Thakur Jogi Singh, a Rathore Rajput descendent from the royal family of Jodhpur Rajasthan came and settled here in the 17th Century. The village of Jogiara is named after him. Jogiara is a base of royal families and culture. The oldest Zamindari status holding house is Haweli Deudhi of Jogiara. This Palace called Deudhi was made by Babu Gopal Singh, a Zamindar. The next haweli is called the Darbaar of Babu Narayan Prasad Singh.

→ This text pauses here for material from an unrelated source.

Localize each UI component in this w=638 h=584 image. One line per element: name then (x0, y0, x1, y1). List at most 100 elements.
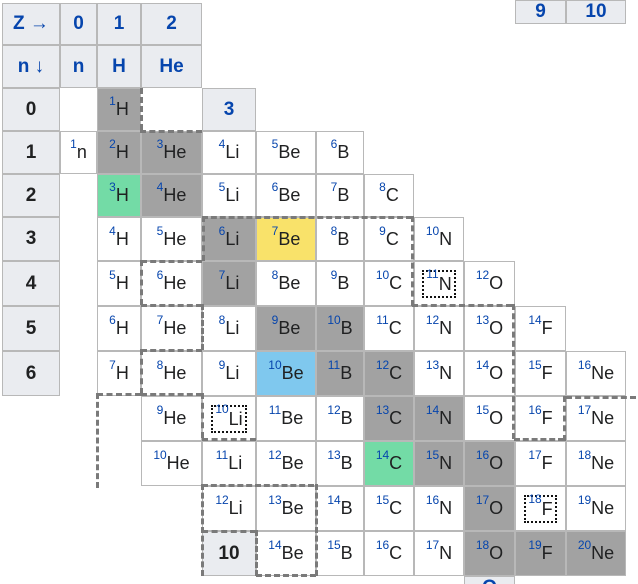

One of the sons of Thakur Jogi Singh, Kunwar Veer Singh (Bir Singh) settled near the Ganga river with his followers. The village is named after him as Birpur in Raghopur, Vaishali district.

==Demographics==
As of 2011 Indian Census, Jogiara had a total population of 6,717, of which 3,456 were males and 3,261 were females.

== Transport ==
===Railways===
Jogiara village has a railway station named Jogiara and is a part of East Central Railway, Samastipur railway division. It is connected from two major stations Darbhanga and Sitamarhi. The adjacent stations are Dewra – Bandhauli (towards Darbhanga) and Chanduana halt (towards Sitamarhi). A much-awaited stretch of 68 km of broad gauge from Darbhanga- Sitamarhi was completed in the year 2008. Earlier there was meter gauge line in this route. Currently, 12 trains halt at Jogiara railway station. Jogiara is directly connected to Kolkata by Mithlanchal express and is connected with several major cities of India via Darbhanga.

===Roads===
Jogiara is also well connected by road. It can be reached by following, Jale-Atarwel Road, Pupri-Madhubani State Highway (SH52), and is also connected to Darbhanga via Garri, Kamtaul-Darbhanga Highway (SH57). It is 38 km from Darbhanga and takes around 1 hour to reach via Kamtaul Highway.

===Air===
Jogiara village does not have an air transport service. The current nearest air transport facility is available at Darbhanga Airport which is around 41 km by road from Jogiara.